Search code examples
deep-learningpytorch

Pytorch 1.0: what does net.to(device) do in nn.DataParallel?


The following code from the tutorial to pytorch data paraleelism reads strange to me:

device = torch.device("cuda:0" if torch.cuda.is_available() else "cpu")

model = Model(input_size, output_size)
if torch.cuda.device_count() > 1:
  print("Let's use", torch.cuda.device_count(), "GPUs!")
  # dim = 0 [30, xxx] -> [10, ...], [10, ...], [10, ...] on 3 GPUs
  model = nn.DataParallel(model)

model.to(device)

According to my best knowledge, mode.to(device) copy the data to GPU.

DataParallel splits your data automatically and sends job orders to multiple models on several GPUs. After each model finishes their job, DataParallel collects and merges the results before returning it to you.

If the DataParallel does the job of copying, what does the to(device) do here?


Solution

  • They add few lines in the tutorial to explain nn.DataParallel.

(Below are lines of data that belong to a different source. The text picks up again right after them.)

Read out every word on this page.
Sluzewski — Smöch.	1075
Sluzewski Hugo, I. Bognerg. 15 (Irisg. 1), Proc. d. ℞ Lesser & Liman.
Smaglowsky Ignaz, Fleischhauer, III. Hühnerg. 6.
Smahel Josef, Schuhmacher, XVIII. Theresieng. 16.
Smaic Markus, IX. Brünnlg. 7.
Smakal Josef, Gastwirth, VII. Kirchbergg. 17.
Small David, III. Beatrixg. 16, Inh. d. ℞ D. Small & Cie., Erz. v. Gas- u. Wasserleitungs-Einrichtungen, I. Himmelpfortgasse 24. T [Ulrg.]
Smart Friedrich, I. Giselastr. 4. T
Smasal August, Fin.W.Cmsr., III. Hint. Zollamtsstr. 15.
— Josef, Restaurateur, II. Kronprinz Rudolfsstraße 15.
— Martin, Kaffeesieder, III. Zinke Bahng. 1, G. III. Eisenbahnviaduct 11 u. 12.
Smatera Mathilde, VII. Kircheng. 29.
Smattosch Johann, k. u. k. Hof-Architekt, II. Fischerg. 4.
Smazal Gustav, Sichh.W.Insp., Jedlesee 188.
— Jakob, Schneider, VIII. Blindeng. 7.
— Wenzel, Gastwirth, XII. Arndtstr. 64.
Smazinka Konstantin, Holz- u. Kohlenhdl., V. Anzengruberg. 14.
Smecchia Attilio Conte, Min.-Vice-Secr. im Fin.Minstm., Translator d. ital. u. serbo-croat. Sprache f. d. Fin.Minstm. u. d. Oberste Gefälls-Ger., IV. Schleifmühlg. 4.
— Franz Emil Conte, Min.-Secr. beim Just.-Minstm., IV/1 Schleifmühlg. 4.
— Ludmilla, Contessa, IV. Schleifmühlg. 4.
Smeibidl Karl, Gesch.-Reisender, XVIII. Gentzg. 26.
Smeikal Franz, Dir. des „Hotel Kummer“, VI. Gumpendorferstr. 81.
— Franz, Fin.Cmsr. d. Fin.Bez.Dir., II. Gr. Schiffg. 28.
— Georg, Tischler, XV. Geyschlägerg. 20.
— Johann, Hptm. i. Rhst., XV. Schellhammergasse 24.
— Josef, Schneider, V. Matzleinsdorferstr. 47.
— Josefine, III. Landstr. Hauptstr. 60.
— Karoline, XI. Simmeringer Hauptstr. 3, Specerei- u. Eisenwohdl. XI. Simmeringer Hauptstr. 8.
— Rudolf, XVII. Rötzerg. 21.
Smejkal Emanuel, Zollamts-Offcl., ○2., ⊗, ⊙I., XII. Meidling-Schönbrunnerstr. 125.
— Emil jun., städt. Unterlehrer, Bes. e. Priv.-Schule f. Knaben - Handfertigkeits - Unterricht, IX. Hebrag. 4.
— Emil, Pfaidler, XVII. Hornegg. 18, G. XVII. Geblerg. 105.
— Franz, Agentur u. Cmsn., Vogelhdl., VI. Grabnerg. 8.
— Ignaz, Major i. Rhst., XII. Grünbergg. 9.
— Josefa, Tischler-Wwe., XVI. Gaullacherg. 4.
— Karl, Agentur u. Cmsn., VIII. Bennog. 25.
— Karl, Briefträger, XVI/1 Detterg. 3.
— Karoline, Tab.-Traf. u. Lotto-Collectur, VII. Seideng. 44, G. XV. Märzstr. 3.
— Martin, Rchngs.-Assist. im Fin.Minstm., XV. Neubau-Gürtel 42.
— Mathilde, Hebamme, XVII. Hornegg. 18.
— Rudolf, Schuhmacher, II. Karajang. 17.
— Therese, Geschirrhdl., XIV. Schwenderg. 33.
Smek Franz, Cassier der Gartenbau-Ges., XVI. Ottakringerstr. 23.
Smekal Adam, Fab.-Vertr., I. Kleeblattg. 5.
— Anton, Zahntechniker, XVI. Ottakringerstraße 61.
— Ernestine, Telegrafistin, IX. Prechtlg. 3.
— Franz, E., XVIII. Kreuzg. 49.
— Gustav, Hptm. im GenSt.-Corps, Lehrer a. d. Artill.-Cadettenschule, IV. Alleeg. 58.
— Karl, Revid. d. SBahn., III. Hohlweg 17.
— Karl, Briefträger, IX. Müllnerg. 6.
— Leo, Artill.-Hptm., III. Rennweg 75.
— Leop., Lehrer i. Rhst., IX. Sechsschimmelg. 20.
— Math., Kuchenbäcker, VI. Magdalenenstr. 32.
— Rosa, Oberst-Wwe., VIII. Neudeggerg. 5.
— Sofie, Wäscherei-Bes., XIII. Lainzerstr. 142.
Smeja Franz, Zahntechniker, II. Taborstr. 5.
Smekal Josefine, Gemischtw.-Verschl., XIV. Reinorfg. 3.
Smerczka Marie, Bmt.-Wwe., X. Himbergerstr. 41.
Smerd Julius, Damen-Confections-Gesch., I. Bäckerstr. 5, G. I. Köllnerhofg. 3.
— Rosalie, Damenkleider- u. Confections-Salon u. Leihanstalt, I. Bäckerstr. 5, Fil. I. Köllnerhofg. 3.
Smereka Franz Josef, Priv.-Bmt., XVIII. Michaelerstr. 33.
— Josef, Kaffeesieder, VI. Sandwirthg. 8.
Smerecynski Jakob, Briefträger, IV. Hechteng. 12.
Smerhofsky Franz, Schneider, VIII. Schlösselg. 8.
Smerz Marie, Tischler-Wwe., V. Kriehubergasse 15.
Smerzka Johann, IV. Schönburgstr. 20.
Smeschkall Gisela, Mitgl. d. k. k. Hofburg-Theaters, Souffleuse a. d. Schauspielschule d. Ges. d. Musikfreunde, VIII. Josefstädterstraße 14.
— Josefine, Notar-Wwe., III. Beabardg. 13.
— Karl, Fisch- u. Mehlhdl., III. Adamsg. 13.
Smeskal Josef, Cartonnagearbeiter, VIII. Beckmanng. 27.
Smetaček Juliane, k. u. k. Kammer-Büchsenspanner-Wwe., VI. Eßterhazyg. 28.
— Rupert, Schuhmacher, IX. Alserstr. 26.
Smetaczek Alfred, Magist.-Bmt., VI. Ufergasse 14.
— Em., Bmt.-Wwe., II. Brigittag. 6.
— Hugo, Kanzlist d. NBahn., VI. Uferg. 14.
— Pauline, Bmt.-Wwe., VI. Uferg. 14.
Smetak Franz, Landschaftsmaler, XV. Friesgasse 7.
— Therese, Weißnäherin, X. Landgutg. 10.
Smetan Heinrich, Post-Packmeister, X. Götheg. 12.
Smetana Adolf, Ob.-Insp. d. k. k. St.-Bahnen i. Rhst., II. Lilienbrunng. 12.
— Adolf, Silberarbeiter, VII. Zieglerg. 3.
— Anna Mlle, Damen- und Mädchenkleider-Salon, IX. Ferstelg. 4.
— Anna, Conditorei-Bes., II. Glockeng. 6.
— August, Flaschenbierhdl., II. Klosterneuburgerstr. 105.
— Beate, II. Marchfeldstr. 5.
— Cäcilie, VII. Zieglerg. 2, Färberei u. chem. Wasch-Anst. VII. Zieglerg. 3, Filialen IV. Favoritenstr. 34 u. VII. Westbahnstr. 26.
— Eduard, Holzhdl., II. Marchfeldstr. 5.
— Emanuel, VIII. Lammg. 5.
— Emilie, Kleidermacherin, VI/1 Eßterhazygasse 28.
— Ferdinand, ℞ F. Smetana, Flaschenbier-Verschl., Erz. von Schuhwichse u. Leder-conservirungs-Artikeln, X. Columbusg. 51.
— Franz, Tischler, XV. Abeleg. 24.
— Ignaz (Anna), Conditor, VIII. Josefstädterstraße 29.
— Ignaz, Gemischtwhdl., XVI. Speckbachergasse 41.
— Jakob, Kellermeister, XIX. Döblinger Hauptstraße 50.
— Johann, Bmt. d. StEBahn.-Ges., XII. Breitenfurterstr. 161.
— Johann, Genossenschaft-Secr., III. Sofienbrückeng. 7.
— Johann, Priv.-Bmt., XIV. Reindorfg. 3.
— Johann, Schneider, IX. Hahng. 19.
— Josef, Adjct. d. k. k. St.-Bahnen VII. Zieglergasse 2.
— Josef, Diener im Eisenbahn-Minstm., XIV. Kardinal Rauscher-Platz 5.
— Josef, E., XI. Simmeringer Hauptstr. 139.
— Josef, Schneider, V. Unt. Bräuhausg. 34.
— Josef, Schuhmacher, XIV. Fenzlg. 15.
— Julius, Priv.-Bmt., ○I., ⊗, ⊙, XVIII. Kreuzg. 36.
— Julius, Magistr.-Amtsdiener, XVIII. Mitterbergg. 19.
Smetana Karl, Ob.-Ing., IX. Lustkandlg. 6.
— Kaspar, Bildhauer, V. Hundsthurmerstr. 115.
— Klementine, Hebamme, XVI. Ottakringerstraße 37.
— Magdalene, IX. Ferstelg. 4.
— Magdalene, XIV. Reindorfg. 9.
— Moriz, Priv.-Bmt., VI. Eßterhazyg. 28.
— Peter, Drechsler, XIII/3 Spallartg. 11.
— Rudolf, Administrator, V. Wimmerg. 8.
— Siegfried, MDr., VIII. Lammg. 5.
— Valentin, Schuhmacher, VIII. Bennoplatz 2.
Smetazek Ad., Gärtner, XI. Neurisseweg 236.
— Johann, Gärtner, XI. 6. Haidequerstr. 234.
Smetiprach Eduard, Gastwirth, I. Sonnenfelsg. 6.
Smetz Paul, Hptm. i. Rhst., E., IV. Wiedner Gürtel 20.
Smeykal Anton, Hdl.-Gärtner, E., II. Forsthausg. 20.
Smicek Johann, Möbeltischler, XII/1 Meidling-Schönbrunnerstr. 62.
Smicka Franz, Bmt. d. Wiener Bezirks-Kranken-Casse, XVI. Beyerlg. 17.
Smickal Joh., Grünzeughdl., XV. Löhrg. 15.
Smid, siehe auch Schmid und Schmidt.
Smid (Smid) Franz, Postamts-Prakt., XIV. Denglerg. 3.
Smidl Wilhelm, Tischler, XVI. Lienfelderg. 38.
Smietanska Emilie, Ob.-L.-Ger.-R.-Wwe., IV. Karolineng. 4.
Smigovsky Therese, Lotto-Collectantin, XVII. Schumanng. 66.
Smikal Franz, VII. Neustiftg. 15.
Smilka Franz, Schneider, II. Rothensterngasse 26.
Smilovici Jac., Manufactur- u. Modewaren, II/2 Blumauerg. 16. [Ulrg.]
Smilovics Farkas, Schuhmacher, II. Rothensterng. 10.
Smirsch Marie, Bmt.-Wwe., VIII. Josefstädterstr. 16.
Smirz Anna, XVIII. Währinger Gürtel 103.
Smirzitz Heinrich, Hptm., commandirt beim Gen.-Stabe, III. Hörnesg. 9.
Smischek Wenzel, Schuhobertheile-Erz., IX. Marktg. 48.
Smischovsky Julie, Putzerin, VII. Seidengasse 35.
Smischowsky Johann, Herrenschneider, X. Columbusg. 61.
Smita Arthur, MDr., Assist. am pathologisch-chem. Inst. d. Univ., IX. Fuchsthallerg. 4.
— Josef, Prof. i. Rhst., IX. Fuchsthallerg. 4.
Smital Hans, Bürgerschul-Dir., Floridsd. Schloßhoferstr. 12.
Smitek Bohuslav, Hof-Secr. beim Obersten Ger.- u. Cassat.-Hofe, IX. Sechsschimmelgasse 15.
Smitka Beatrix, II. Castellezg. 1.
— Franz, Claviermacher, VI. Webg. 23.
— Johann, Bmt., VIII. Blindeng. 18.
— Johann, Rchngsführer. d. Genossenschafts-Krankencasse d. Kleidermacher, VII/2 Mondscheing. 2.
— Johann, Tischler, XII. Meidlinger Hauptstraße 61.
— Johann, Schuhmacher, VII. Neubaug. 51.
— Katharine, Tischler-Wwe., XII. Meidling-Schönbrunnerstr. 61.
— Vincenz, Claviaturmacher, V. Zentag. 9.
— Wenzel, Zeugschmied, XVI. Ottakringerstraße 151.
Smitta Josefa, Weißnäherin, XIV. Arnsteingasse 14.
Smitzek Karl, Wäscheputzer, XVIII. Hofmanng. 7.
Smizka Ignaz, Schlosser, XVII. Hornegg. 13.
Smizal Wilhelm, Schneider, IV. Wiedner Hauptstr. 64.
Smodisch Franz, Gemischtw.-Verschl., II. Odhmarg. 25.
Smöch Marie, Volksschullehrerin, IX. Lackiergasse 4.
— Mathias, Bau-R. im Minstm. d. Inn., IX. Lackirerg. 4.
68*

    DataParallel splits your data automatically, and send job orders to multiple models on different GPUs using the data. After each model finishes their job, DataParallel collects and merges the results for you.

    The above quote can be understood that nn.DataParallel is just a wrapper class to inform model.cuda() should make a multiple copies to GPUs.

    In my case, I don't have any GPU on my laptop. I still call nn.DataParallel() without any problem.

    import torch
    import torchvision
    
    model = torchvision.models.alexnet()
    model = torch.nn.DataParallel(model)
    # No error appears if I don't move the model to `cuda`